O Sapienza,
che esci dalla bocca dell’Altissimo,
ti estendi ai confini del mondo,
e tutto disponi con soavità e con forza.
Vieni, insegnaci la via della saggezza.
“Chi sei tu?” (Gv 1,23).
Un giovane appassionato di barche, sport e belle donne, si reca al largo con il suo yacht. È solo. Nel silenzio di una giornata insolita per lui, lontano dagli amici che hanno declinato l’invito per dedicarsi ad altri svaghi, vede la sua vita sotto un’altra luce: per la prima volta ne misura l’inconsistenza. Si tratta di un istante, una frazione di tempo che basterà a cambiare la sua esistenza. Tornato a riva, vende la barca. Agli amici che lo invitano ad andare a correre insieme per tenersi in forma, cosa che aveva sempre fatto quotidianamente, risponde: “Va bene: io vengo a correre con te, dopo tu vieni a Messa con me”. Inizia così a coinvolgere quelli con i quali aveva solo condiviso divertimenti e piaceri effimeri, in una piccola, grande avventura di fede: in quel silenzio, in quel deserto d’acqua che è il mare, aveva incontrato Gesù e non poteva tenere questa gioia solo per sé.

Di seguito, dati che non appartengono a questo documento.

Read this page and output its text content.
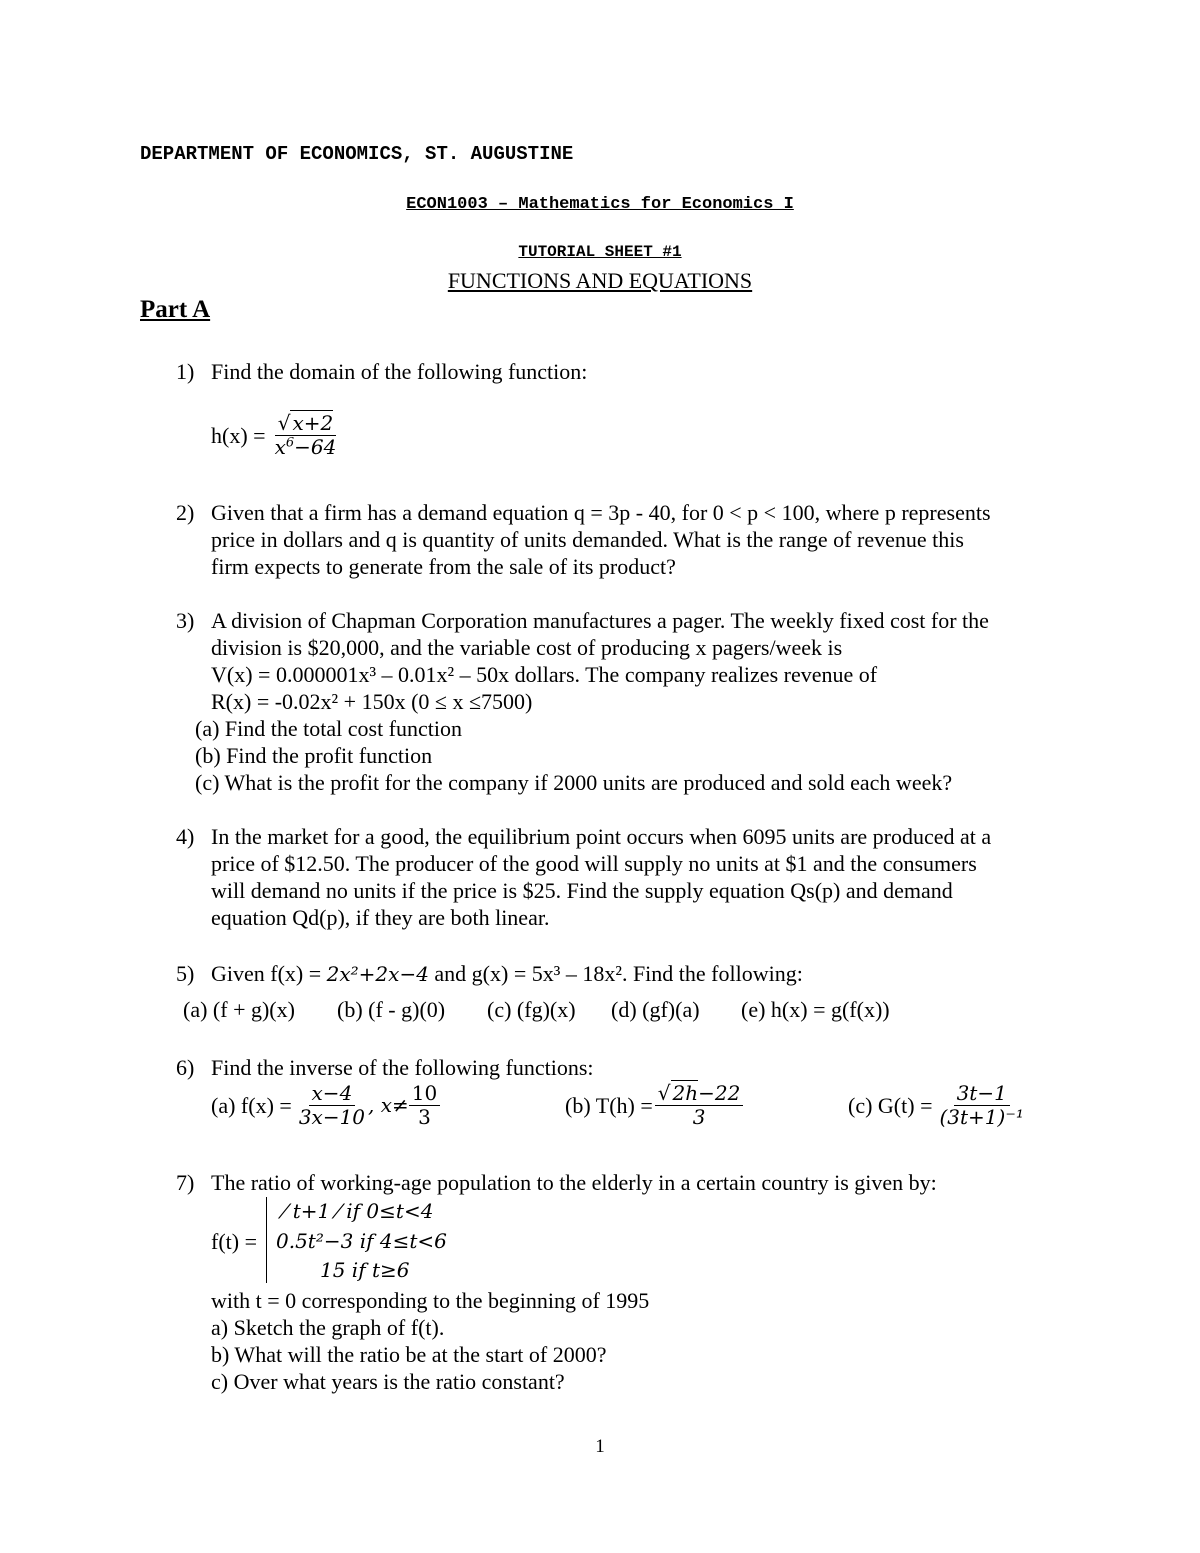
DEPARTMENT OF ECONOMICS, ST. AUGUSTINE
ECON1003 – Mathematics for Economics I
TUTORIAL SHEET #1
FUNCTIONS AND EQUATIONS
Part A
1) Find the domain of the following function:
$h(x) = \frac{√ x+2}{x^6-64}$
2) Given that a firm has a demand equation q = 3p - 40, for 0 < p < 100, where p represents
price in dollars and q is quantity of units demanded. What is the range of revenue this
firm expects to generate from the sale of its product?
3) A division of Chapman Corporation manufactures a pager. The weekly fixed cost for the
division is $20,000, and the variable cost of producing x pagers/week is
V(x) = 0.000001x³ – 0.01x² – 50x dollars. The company realizes revenue of
R(x) = -0.02x² + 150x (0 ≤ x ≤7500)
(a) Find the total cost function
(b) Find the profit function
(c) What is the profit for the company if 2000 units are produced and sold each week?
4) In the market for a good, the equilibrium point occurs when 6095 units are produced at a
price of $12.50. The producer of the good will supply no units at $1 and the consumers
will demand no units if the price is $25. Find the supply equation Qs(p) and demand
equation Qd(p), if they are both linear.
5) Given f(x) = 2x²+2x−4 and g(x) = 5x³ – 18x². Find the following:
(a) (f + g)(x) (b) (f - g)(0) (c) (fg)(x) (d) (gf)(a) (e) h(x) = g(f(x))
6) Find the inverse of the following functions:
(a) $f(x) = \frac{x-4}{3x-10}$ , $x\ne \frac{10}{3}$	(b) $T(h) = \frac{√ 2h-22}{3}$	(c) $G(t) = \frac{3t-1}{\text{(3t+1)⁻¹}}$
7) The ratio of working-age population to the elderly in a certain country is given by:
f(t) =
⁄ t+1 ⁄ if 0≤t<4
0.5t²−3 if 4≤t<6
15 if t≥6
with t = 0 corresponding to the beginning of 1995
a) Sketch the graph of f(t).
b) What will the ratio be at the start of 2000?
c) Over what years is the ratio constant?
1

“Non era lui la luce, ma doveva dare testimonianza alla luce” (Gv 1,8).
Il Natale è la festa della luce per eccellenza, una Luce che viene dall’alto. In questa Luce siamo invitati a percepire noi stessi e a guardarci: sotto il Suo raggio ogni egocentrismo, affanno e frustrazione si dissolvono. Nella Luce di Dio, del Dio che ha voluto farsi uomo come me, come te, posso rilassarmi, abbandonarmi così come sono, spogliarmi di tante maschere e mettermi in relazione con un Papà che mi ha desiderato e che mi ha affidato un compito.
“Io sono voce di uno che grida nel deserto: Preparate la via del Signore” (Gv 1,23).

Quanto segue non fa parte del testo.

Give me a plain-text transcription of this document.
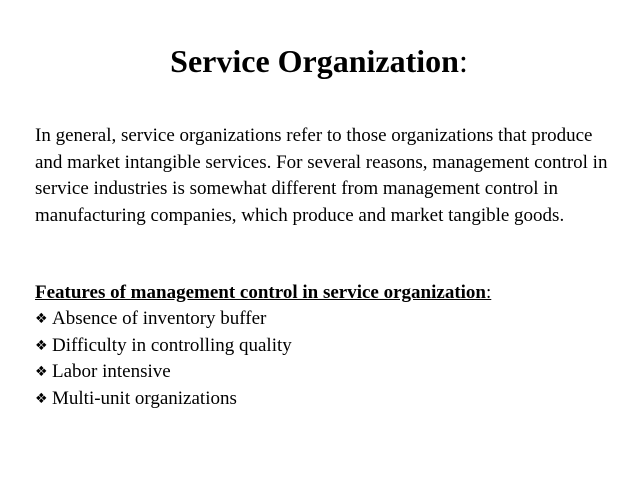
Service Organization:

In general, service organizations refer to those organizations that produce and market intangible services. For several reasons, management control in service industries is somewhat different from management control in manufacturing companies, which produce and market tangible goods.

Features of management control in service organization:

❖ Absence of inventory buffer
❖ Difficulty in controlling quality
❖ Labor intensive
❖ Multi-unit organizations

“Io non sono il Cristo, non sono Elia, non sono un profeta”, risponde Giovanni Battista ai sacerdoti che vogliono sapere se sia lui il Messia, il Salvatore che attendono (Gv 1, 20-21). Giovanni si conosce: sa di non avere un ruolo altisonante e questo non lo turba affatto.
Egli è la voce che diffonde fra gli uomini la Parola di Dio, Parola di sapienza, d’amore, di gioia, di guarigione, che è diventata carne, uomo, a Betlemme.

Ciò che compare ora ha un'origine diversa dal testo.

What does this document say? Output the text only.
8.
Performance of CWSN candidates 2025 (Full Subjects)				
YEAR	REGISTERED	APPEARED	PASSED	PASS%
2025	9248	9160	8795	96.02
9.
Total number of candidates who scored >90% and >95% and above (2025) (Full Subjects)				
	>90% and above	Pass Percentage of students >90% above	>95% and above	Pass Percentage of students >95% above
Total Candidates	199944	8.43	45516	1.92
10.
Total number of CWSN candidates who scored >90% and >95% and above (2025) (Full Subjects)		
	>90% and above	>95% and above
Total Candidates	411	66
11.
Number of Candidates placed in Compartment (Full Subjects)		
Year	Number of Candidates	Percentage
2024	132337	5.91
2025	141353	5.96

Giovanni Battista conduceva una vita ascetica: tutti sappiamo che si nutriva di cavallette e di miele selvatico, cibo incontaminato reperibile nel deserto, e che indossava una tunica di peli di cammello con i fianchi cinti, tipica veste dei profeti: come lui, spogliamoci a poco a poco del “troppo”, di ciò che non serve realmente, di ciò che non dura. Questo svuotamento non sia, però, fine a se stesso o ad un benessere psicologico momentaneo: sia il primo passo per fare spazio alla voce di Dio e dei suoi messaggeri nel nostro corpo e nella nostra anima.